Wenn am Freitag (20.30 Uhr) im ausverkauften RheinEnergieStadion mit dem FC Schalke 04 der aktuelle Tabellenführer der Bundesliga seine Visitenkarte in Köln abgibt, dürfte der Mittelfeldspieler aus dem Libanon wohl wieder von Beginn an dabei sein.

„Ich werde personell nur Kleinigkeiten ändern und kein Bäumchen-wechsle-dich-Spiel betreiben”, kündigt Daum an. „Es geht um einen langfristigen Gedanken, und da gebe ich die Linie vor, auch wenn sich einige Spieler, die momentan auf der Bank sitzen, ungerecht behandelt fühlen.

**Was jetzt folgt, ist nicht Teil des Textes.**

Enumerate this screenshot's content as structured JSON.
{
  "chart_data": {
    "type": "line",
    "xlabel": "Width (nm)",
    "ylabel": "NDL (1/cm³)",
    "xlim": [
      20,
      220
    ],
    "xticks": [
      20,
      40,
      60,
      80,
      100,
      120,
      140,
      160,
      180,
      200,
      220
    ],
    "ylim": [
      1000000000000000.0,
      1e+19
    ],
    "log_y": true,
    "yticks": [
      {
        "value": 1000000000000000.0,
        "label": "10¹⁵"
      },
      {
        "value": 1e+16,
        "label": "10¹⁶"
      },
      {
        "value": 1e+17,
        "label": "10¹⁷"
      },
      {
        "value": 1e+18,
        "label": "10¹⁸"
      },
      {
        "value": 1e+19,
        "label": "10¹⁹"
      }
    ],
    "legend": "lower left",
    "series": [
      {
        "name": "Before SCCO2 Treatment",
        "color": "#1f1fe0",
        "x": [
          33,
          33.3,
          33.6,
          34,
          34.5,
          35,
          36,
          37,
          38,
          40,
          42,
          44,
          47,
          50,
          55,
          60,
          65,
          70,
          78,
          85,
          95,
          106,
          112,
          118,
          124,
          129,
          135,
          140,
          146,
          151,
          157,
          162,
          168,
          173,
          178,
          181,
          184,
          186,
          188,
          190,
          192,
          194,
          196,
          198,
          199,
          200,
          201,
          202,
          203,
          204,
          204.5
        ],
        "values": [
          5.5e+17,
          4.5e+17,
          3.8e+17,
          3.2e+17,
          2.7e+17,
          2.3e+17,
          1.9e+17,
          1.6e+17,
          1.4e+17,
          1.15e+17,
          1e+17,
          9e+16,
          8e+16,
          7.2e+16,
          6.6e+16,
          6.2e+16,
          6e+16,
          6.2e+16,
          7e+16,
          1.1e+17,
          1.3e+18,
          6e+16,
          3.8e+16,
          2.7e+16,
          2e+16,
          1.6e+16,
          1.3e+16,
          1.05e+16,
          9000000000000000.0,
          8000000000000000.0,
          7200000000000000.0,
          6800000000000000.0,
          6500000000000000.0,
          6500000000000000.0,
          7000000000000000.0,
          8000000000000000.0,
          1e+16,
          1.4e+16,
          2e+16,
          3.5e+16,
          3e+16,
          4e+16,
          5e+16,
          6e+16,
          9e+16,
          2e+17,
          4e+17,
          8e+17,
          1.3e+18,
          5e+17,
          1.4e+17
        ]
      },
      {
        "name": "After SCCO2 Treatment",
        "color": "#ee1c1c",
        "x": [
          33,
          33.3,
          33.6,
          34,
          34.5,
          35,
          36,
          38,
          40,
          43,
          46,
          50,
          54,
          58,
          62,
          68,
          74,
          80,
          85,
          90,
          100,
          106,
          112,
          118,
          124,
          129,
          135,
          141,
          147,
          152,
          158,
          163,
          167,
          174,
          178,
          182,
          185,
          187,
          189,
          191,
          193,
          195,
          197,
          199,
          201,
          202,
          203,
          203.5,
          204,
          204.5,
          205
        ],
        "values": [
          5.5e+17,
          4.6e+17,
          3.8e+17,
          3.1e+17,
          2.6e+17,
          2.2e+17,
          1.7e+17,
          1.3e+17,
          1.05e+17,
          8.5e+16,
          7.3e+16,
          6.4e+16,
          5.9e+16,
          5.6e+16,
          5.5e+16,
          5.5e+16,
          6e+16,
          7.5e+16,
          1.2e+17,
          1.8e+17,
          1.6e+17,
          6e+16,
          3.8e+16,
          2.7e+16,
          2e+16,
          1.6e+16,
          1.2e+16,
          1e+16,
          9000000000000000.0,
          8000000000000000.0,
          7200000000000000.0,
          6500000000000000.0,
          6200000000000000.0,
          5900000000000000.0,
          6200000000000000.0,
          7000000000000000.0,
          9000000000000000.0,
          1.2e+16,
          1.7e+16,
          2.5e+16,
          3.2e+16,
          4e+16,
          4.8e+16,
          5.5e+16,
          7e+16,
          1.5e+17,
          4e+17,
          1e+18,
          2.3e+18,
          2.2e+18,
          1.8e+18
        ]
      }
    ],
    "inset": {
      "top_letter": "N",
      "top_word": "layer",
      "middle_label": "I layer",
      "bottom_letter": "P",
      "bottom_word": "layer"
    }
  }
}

Der 54-jährige Übungsleiter ist sich sicher, „dass sich die Mannschaft in der Ersten Liga durchsetzen wird. Die Qualität ist vorhanden. Es gilt nun, sie zu zeigen.” Ob dafür allerdings das Spitzenteam aus Gelsenkirchen in der jetzigen kritischen Phase wirklich der richtige Gegner ist?

„Wir müssen vor allem bei den Standardsituationen aufpassen. Da ist Schalke ganz stark”, warnt Christoph Daum. Das Gegentor zum 0:1 in Mainz wäre nach Meinung des Trainers übrigens trotz des Fehlers von Kevin McKenna zu verhindern gewesen, wenn nicht nur am vorderen, sondern auch am hinteren Pfosten ein Spieler gestanden hätte. Das soll ab sofort bei Ecken und Freistößen passieren.